Beyoncé Lands a Record-Breaking Fifth No. 1 Album
Kevin Mazur/WireImage for Parkwood Entertainment
If it comes as a surprise that Beyoncé finds herself at no. 1 again, you’re an easy-to-surprise person who’s going to have a great Christmas where every gift seems miraculous. But yes, Beyoncé is Beyoncé’s fifth time debuting atop the Billboard 200, making her the first female artist to hit no. 1 with her first five albums. She’s also one of only three acts to perform the feat; the others are DMX and a 1950s/’60s folk group called the Kingston Trio. Bey is looking at the largest “sales week” for a woman in 2013 and “the year’s fourth-biggest sales week overall.”
I place those terms in quotes because the crusty old music-tracking establishment, much like the Gregorian calendar, counts its so-called “weeks” on a strict Monday-to-Sunday basis. And Beyoncé air-dropped to the Internet on a Friday, so it only gets to count 617,000 copies, making this the first three-day week no one could get excited about. And thanks to those technicalities, Yoncé’s game changer falls fourth on the year behind Justin Timberlake’s first 20/20 Experience album (968,000), Eminem’s Marshall Mathers LP 2 (792,000), and Drake’s Nothing Was the Same (658,000). Hunt around the Internet this Friday night/Saturday morning, though — you’re gonna find seven-day tallies that unofficially/officially put Bey in the top spot. Or at least higher than Aubrey.

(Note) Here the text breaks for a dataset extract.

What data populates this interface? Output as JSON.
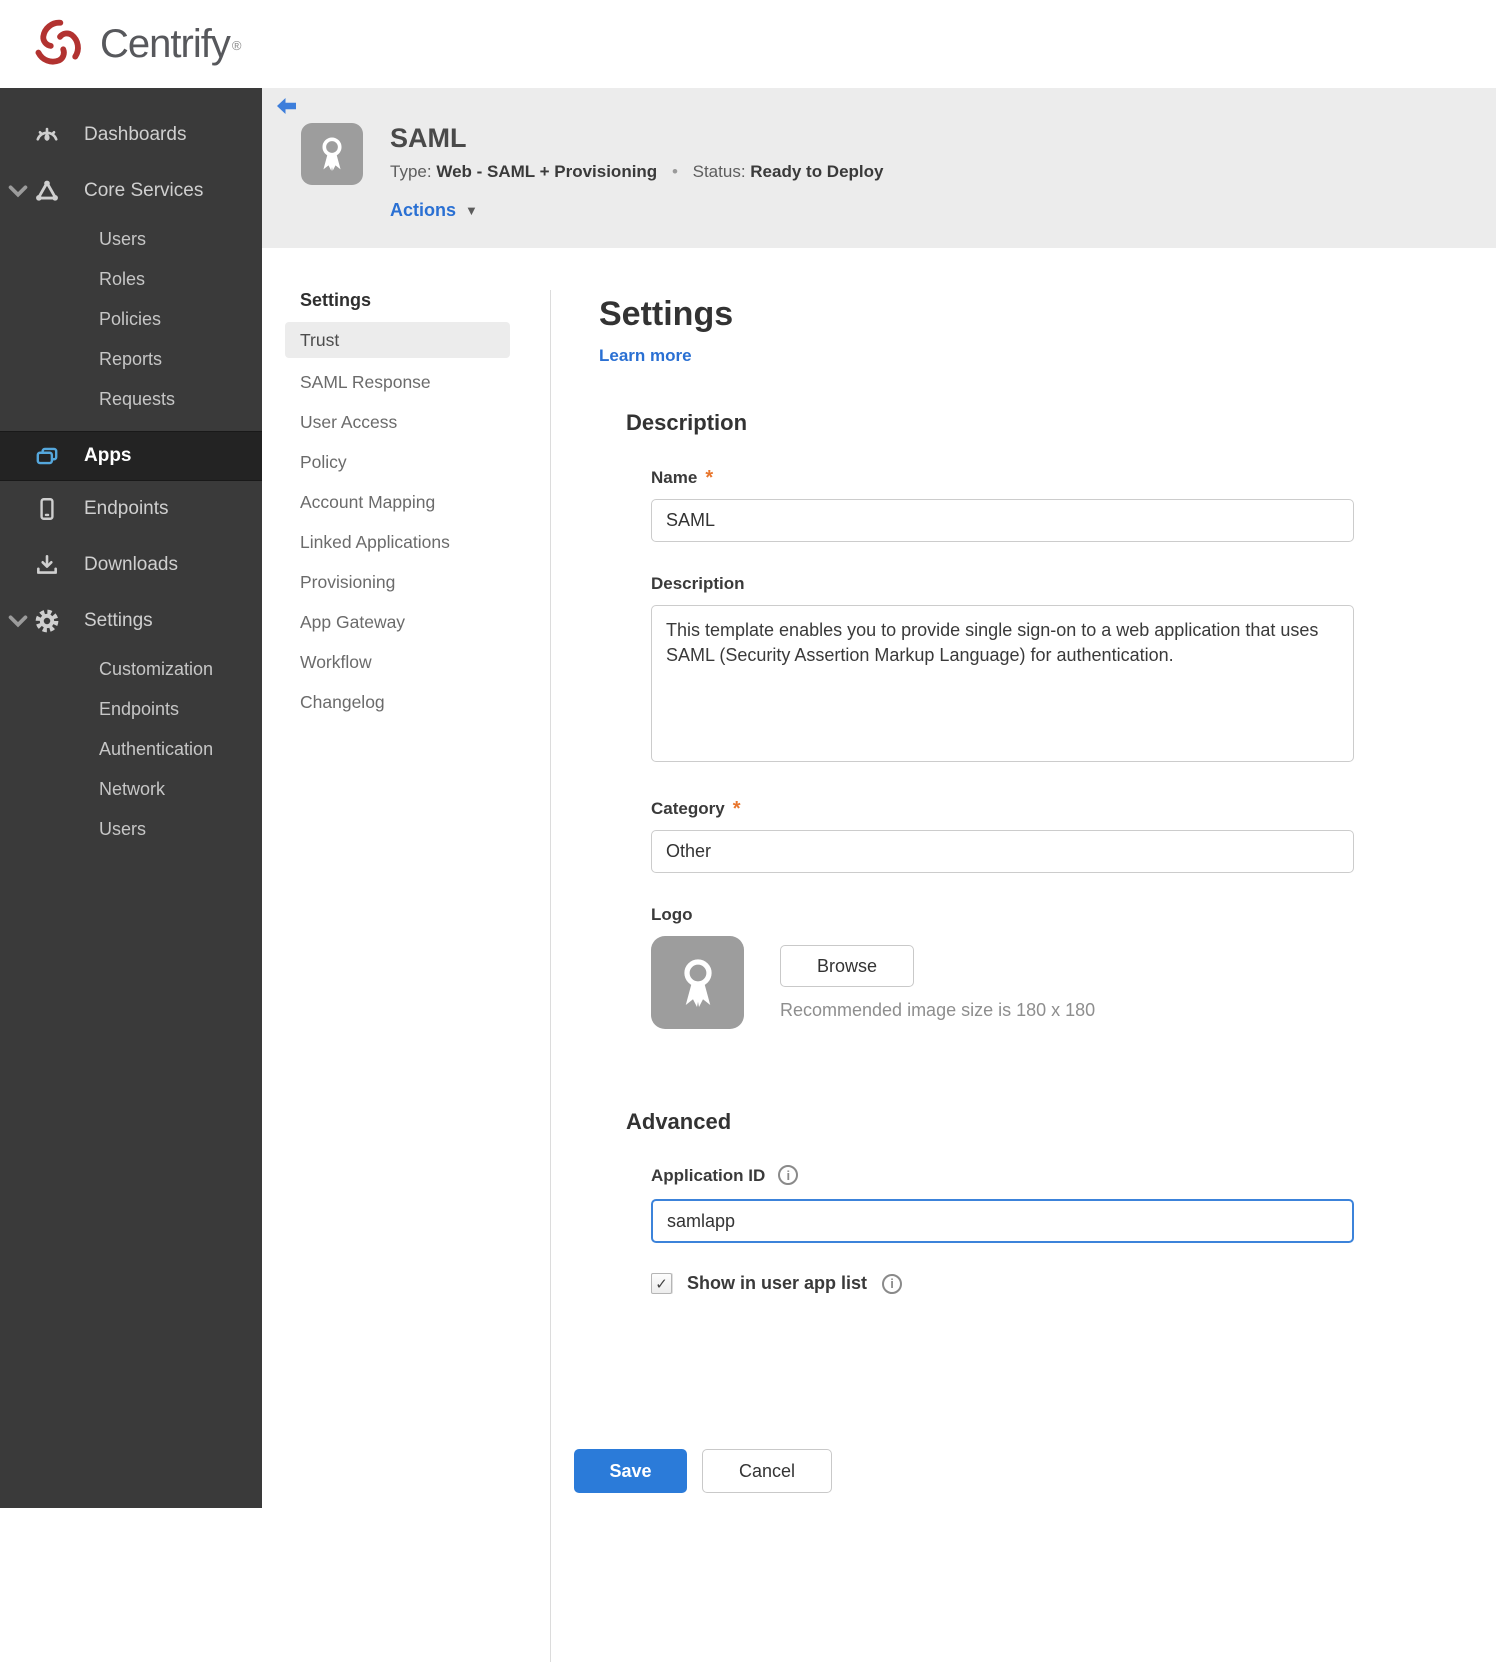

Beyoncé, which was launched as an iTunes visual album and will only begin hitting the kind of stores you drive to today, also stands as iTunes’s fastest-selling album ever. Globally, 828,773 copies were purchased in the first three days. Beyoncé’s previous high was her sophomore album, 2006’s B’Day, which debuted with 541,000 sold. Two and a half years ago, 4 moved just 310,000 copies in its first week. Other fun stats: Beyoncé is one of two digital-only albums to go to no. 1, the other being 2010’s starry Hope for Haiti Now. Beyoncé also holds the second-place spot for digital sales weeks, behind Lady Gaga’s Born This Way, which moved 662,000 in 2011, although 440,000 of those came from a 99-cent deal on Amazon.
If you need more of a rundown on why Beyoncé has been such a success, Steven Hyden has got you. If you need further analysis on exactly how badass it was that Beyoncé last-minute-ninja’d the year away from Katy Perry, Miley Cyrus, Lady Gaga, Britney Spears, and Lorde, Molly Lambert has got you. And if you just need “Flawless” GIFs by the truckload, Tumblr has got you.
Update, from the New York Times: “On Wednesday, Apple and Columbia confirmed that the album had sold one million copies around the world.”